Go, ye swift messengers . . .—The interpolated “saying” being omitted, the words that follow are as the prophet’s address to the messengers, as he sends them back to their own people. Instead of “scattered and peeled, “we are to read tall and polished, as describing the physique which had probably impressed itself on Isaiah’s mind. (Comp. the Sabeans as “men of stature” in Isaiah 45:14.) They were terrible then, as they had ever been (i.e., imperious and mighty), a nation that treadeth down its foes. Instead of “meted out and trodden down,” they are a nation of command, command (or, perhaps, “strength, strength”). The rivers are literally the affluents of the Nile that intersect and fertilise (not “spoil”) the hills and valleys of Nubia. Some commentators, however, though with less probability, accept the Authorised version, and refer the words to Israel, as “scattered and plundered,” with its land “spoiled” by the “rivers of invading armies (Isaiah 8:7).

All ye inhabitants of the world, and dwellers on the earth, see ye, when he lifteth up an ensign on the mountains; and when he bloweth a trumpet, hear ye.
(3) When he lifteth up an ensign . . .—Both clauses are better taken as indefinite, when an ensign is set up . . . when a trumpet is sounded. The prophet calls on all nations (Ethiopia being specially included) to watch for the signal that shall be given, distinct as the beacon-fire on the hill, or the alarm of the trumpet, to proclaim the downfall of Assyria.

For so the LORD said unto me, I will take my rest, and I will consider in my dwelling place like a clear heat upon herbs, and like a cloud of dew in the heat of harvest.
(4, 5) I will take my rest . . .—The words that follow paint with marvellous vividness the calmness and deliberation of the workings of Divine judgments. God is at once unhasting and unresting. He dwells in His resting-place (i.e., palace or throne), and watches the ripening of the fruit which He is about to gather. While there is a clear heat in sunshine, while there is a dew-cloud in harvest-heat, through all phenomenal changes, He waits still. Then, before the harvest, when the blossom is over, and the fruit becomes the full-ripe grape, He comes as the Lord of the vineyard, and cuts off the branches with His pruning-hooks. (Comp. the striking parallels of Æsch.
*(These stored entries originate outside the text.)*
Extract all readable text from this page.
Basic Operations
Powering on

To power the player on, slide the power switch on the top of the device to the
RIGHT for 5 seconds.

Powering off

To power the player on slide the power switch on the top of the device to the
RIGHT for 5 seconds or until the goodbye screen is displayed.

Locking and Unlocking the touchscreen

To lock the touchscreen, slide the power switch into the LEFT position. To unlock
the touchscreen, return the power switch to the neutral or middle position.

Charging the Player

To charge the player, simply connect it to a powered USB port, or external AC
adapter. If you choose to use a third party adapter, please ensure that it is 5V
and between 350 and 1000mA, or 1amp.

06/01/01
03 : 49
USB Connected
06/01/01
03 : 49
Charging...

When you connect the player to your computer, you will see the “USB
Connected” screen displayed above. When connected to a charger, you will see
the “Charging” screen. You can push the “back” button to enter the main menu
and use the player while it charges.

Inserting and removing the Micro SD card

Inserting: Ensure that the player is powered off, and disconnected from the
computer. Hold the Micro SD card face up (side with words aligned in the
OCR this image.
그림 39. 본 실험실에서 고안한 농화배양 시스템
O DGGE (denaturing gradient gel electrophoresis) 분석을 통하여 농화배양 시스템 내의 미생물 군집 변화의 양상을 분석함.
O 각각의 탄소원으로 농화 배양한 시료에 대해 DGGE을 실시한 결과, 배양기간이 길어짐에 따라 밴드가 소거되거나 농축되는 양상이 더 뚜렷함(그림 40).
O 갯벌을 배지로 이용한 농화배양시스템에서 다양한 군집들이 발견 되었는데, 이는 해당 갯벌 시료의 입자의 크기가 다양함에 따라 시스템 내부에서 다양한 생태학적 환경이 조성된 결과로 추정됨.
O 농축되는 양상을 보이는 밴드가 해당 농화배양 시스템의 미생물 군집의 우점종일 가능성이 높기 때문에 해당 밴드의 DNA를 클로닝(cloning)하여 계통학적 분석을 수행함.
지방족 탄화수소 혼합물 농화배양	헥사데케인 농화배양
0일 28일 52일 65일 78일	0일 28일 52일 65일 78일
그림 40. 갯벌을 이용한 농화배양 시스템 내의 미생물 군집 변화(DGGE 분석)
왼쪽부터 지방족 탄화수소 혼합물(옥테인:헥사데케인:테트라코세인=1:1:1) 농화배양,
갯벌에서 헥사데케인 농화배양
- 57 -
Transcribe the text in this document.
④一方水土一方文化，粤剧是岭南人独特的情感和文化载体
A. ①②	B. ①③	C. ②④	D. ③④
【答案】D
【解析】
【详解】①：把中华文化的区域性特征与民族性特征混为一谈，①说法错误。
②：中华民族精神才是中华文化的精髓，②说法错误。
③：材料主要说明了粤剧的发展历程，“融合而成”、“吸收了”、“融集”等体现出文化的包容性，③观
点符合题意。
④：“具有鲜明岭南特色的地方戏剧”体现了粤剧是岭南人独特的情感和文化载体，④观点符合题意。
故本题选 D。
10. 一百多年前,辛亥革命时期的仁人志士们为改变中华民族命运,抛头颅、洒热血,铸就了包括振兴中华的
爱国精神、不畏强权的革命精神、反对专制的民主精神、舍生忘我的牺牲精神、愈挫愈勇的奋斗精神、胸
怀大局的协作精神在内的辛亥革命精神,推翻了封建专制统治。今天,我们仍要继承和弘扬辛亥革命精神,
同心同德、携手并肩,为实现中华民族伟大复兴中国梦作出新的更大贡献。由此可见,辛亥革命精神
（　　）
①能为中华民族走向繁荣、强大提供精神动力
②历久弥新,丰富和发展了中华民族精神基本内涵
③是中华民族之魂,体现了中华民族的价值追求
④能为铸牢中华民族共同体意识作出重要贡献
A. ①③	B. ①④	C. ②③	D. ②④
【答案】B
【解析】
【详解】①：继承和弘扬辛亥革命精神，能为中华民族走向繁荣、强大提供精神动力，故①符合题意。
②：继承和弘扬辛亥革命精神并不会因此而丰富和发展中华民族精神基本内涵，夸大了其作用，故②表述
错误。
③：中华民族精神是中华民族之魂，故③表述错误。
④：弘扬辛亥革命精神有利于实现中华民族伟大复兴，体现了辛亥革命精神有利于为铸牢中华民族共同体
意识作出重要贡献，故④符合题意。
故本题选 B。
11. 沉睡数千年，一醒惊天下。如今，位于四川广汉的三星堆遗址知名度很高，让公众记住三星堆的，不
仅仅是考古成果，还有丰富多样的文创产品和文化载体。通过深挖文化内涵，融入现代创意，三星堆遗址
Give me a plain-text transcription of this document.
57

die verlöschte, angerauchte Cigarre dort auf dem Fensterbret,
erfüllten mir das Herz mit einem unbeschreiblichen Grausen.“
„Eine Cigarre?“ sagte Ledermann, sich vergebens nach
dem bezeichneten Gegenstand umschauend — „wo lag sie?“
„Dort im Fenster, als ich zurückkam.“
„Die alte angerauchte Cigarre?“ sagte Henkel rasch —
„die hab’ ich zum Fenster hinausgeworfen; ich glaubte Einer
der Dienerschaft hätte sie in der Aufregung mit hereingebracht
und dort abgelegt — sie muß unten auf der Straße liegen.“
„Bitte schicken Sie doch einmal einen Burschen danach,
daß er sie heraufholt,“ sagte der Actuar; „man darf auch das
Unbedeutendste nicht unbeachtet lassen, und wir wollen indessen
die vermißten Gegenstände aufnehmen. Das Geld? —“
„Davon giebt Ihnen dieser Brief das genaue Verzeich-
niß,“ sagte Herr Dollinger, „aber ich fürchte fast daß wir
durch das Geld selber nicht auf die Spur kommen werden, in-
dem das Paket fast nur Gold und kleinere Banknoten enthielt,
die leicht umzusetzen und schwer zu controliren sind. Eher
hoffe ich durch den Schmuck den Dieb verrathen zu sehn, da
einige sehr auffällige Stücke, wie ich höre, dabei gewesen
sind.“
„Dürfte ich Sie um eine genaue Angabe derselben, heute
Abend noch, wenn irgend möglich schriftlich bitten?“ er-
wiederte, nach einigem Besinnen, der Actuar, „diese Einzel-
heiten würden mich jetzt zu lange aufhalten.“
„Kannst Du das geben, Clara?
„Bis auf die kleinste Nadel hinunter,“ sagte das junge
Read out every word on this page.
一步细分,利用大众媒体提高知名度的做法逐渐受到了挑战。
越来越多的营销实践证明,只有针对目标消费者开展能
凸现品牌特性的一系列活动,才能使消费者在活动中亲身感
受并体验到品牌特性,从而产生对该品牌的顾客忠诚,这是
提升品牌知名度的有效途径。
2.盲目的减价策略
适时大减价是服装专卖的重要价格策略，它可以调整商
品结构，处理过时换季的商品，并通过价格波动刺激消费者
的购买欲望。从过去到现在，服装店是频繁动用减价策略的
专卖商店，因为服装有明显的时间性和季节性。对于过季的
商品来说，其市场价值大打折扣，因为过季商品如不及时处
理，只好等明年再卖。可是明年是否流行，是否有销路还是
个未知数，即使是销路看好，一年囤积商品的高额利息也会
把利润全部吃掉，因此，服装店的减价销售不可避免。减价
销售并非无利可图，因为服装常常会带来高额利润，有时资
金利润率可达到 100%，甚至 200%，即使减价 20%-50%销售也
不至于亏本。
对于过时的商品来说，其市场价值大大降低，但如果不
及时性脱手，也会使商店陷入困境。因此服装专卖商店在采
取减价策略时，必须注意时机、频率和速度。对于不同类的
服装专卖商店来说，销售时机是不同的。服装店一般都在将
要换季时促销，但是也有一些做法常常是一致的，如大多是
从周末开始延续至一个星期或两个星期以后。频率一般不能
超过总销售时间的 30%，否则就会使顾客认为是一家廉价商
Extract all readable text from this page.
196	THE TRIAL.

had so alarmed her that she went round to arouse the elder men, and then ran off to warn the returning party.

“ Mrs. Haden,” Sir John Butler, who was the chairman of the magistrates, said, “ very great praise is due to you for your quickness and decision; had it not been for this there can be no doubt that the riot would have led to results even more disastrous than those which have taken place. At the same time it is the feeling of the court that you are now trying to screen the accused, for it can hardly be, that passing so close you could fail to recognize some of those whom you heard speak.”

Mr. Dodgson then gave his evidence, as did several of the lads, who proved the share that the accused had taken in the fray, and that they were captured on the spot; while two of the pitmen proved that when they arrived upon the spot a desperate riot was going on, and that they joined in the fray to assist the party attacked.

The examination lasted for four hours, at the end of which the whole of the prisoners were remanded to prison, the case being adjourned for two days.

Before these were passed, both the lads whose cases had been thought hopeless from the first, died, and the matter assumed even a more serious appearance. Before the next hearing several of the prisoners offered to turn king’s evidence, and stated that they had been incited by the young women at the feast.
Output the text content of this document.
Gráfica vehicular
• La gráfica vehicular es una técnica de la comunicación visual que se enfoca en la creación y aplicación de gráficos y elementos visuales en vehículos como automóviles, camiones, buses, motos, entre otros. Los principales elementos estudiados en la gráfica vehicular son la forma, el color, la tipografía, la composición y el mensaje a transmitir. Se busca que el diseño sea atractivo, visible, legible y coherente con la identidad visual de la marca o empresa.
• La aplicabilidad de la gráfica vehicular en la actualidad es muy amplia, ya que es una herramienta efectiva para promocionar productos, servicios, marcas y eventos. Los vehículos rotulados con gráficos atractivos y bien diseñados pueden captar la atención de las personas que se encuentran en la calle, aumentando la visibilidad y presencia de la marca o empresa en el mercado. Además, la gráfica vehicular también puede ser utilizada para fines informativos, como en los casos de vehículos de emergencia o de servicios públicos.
Suppl. 90-98, and Shakespeare, Henry VIII., 3:2.)

They shall be left together unto the fowls of the mountains, and to the beasts of the earth: and the fowls shall summer upon them, and all the beasts of the earth shall winter upon them.
(6) They shall be left together unto the fowls of the mountains . . .—The figure and the reality are strangely blended. The grapes of that vintage cut off by those pruning-hooks are none other than the carcases of the host of the Assyrians left unburied, to be devoured by the dogs and vultures.

In that time shall the present be brought unto the LORD of hosts of a people scattered and peeled, and from a people terrible from their beginning hitherto; a nation meted out and trodden under foot, whose land the rivers have spoiled, to the place of the name of the LORD of hosts, the mount Zion.
(7) In that time shall the present be brought . . .—Not “of the people,” but a people, as being themselves the present. The prophet foresees, as one result of the defeat of the Assyrian armies, that the nation, which he again describes instead of naming, will offer themselves to the service of Jehovah. So taken the words have an interesting parallel in Psalm 68:31, “Ethiopia stretches out her hands unto God,” or in the mention of Ethiopia in Psalm 87:3, as among the nations whose children are to be enrolled among the citizens of Zion. Messengers who may have justified Isaiah’s words were probably found among the envoys mentioned in 2Chronicles 32:23. Here, again, the words have been referred as before, to Israel.